Dans des univers aussi percutants qu’explosifs, Isha et Limsa font de chaque morceau une démonstration d’élégance et de maîtrise.
Dès la première écoute, l’auditeur rentre dans un voyage aux mélodies calmes et parfois apaisantes. Un choix qui ne diminue pas la force des rappeurs qui livrent un album aux flows variés qui s’ancrent dans un tout cohérent notamment grâce à des transitions maîtrisées. L’album révèle alors toute sa profondeur, laissant s’entrechoquer toute la technique et la puissance du duo.

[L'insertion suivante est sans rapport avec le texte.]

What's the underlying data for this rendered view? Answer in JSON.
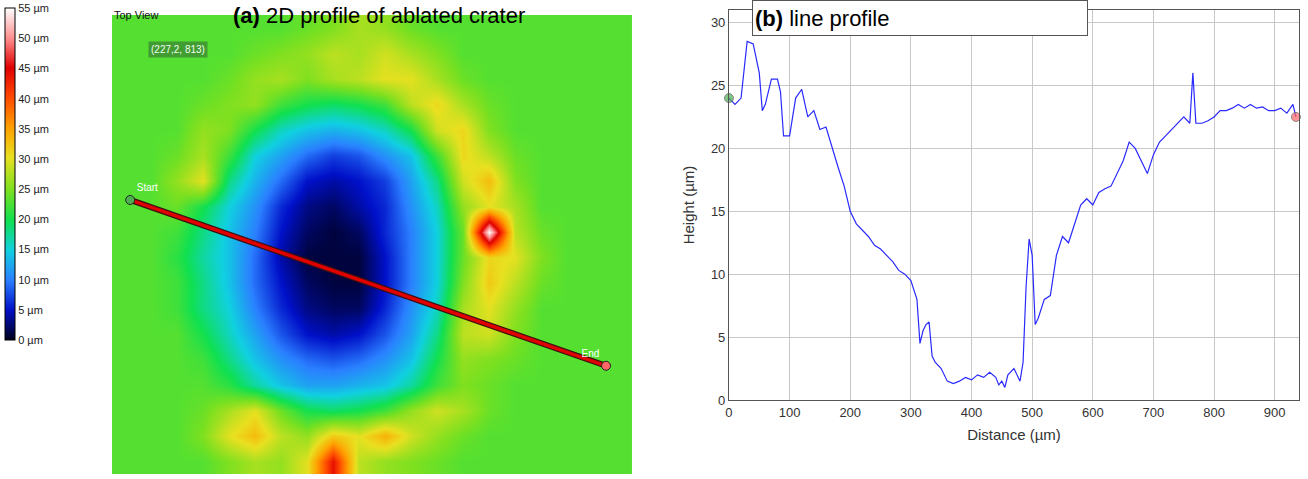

Ses dernières sont sublimées par des rythmes qui varient entre douceur et intensité, créant une expérience sonore riche et surprenante.
Seule collaboration du projet, la présence de Caballero et JeanJass était presque inévitable. Avec le double J à la production, Flûtes recyclables est un terrain de jeu parfait pour que les quatre rappeurs se jettent la balle dans un exercice technique de rap appréciable. Le morceau devient alors la fusion de différents flows, une force musicale commune, qui démontre qu’en plus de partager peu ou prou le même vécu, Limsa et Isha jouissent d’une belle complicité avec le duo belge.
En faisant le point, les deux hommes balayent plus de trente années d’existence. Ces dernières ont été parsemées de désillusions, d’un rapport conflictuel au rap qu’ils aiment autant qu’ils détestent mais aussi de changements, de lieux de vies ainsi que dans leurs relations. Ces évolutions les auront vu, devenir les trentenaires qui sont à l’heure actuelle et qui prennent le temps de raconter des récits avec l’élégance et le fatalisme des plus grands et ce, sans jamais être larmoyant.